I designed this book to be read quickly. That is the way I love, love, love, to read myself and I wanted a sense of urgency. I was really strategic about trimming things down and keeping them lean and mean. I wrote it really fast and instinctively. This is my sixth book and I’m older and wiser and have my editor’s voice in my brain as I’m writing. The style is reflective of how people express themselves and read — in short bursts — on the internet. The fact that people read in headlines now instead of a whole story has affected my writing.

You’re not shy about sharing your politics on social media. Could that affect your sales?

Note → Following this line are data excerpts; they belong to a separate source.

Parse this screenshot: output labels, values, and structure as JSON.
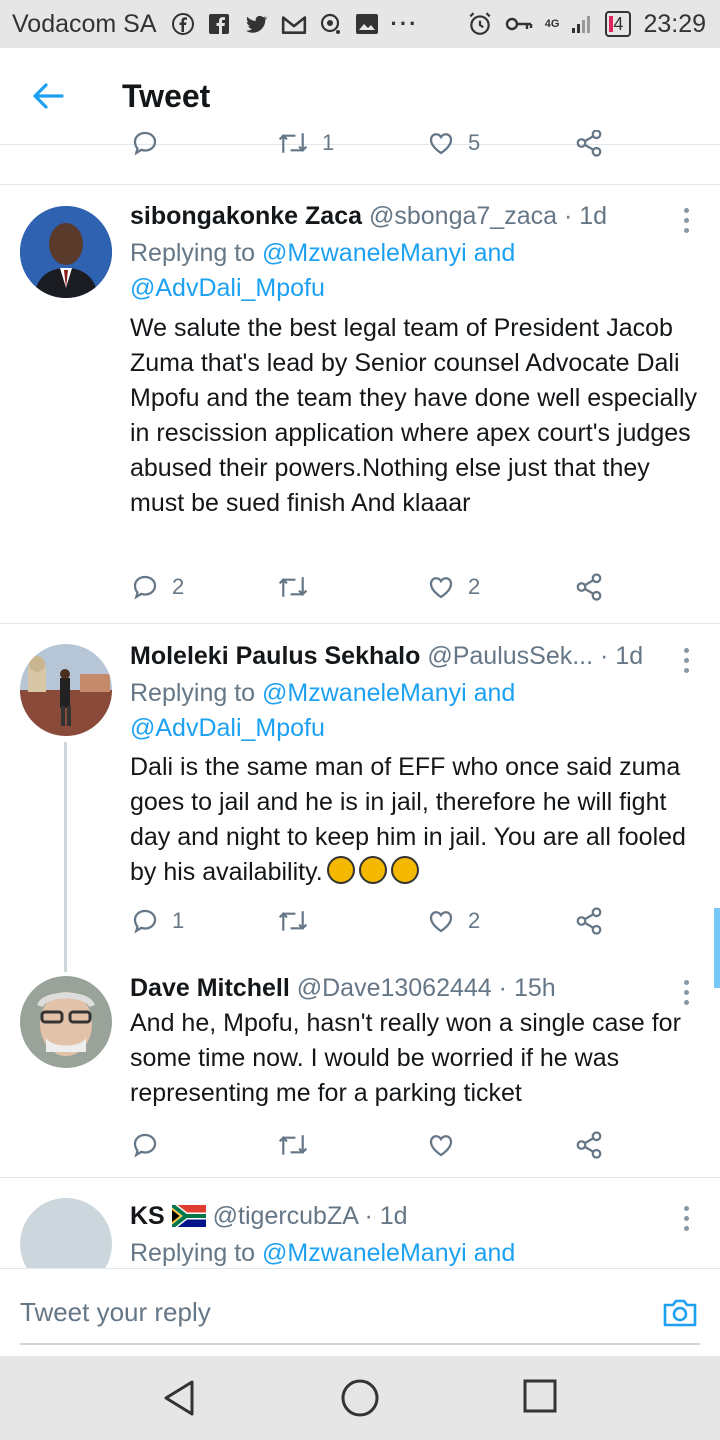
{
  "status_bar": {
    "carrier": "Vodacom SA",
    "battery": "4",
    "network": "4G",
    "time": "23:29"
  },
  "app_bar": {
    "title": "Tweet"
  },
  "previous_tweet": {
    "retweets": "1",
    "likes": "5"
  },
  "tweets": [
    {
      "name": "sibongakonke Zaca",
      "handle": "@sbonga7_zaca",
      "time": "· 1d",
      "replying_to_prefix": "Replying to ",
      "replying_to_1": "@MzwaneleManyi",
      "replying_and": " and",
      "replying_to_2": "@AdvDali_Mpofu",
      "text": "We salute the best legal team of President Jacob Zuma  that's lead by Senior counsel Advocate Dali Mpofu and the team they have done well especially in rescission application where apex court's judges abused their powers.Nothing else just that they must be sued finish And klaaar",
      "replies": "2",
      "retweets": "",
      "likes": "2"
    },
    {
      "name": "Moleleki Paulus Sekhalo",
      "handle": "@PaulusSek...",
      "time": "· 1d",
      "replying_to_prefix": "Replying to ",
      "replying_to_1": "@MzwaneleManyi",
      "replying_and": " and",
      "replying_to_2": "@AdvDali_Mpofu",
      "text": "Dali is the same man of EFF who once said zuma goes to jail and he is in jail, therefore he will fight day and night to keep him in jail. You are all fooled by his availability.",
      "emoji_count": 3,
      "replies": "1",
      "retweets": "",
      "likes": "2"
    },
    {
      "name": "Dave Mitchell",
      "handle": "@Dave13062444",
      "time": "· 15h",
      "text": "And he, Mpofu,  hasn't really won a single case for some time now. I would be worried if he was representing me for a parking ticket",
      "replies": "",
      "retweets": "",
      "likes": ""
    },
    {
      "name": "KS",
      "handle": "@tigercubZA",
      "time": "· 1d",
      "replying_to_prefix": "Replying to ",
      "replying_to_1": "@MzwaneleManyi",
      "replying_and": " and"
    }
  ],
  "reply_bar": {
    "placeholder": "Tweet your reply"
  },
  "colors": {
    "accent": "#1da1f2",
    "text": "#14171a",
    "muted": "#657786"
  }
}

As an artist and a human being, I would rather speak out about how I feel and about politics. Every little bit helps in speaking up for people. I’ve made a lot of friends through Twitter and Facebook. I offered to give away a signed first edition of “Saint Mazie” to anyone who would donate $20 or more to several organizations, such as the ACLU or Planned Parenthood. People donated much more than $20 and some people didn’t even want the book. I’m trying right now to reach out in the best way I can. Social media is a way of organizing nationally and internationally, even if you’re often speaking to the choir.

The book seems to contain a sneaky lesson that none of us can be truly happy — or at peace, perhaps — until we embrace pain.

Andrea (who drinks and has some sloppy sexual adventures) shut down a lot, particularly in the beginning of the book. I really wanted her to feel things.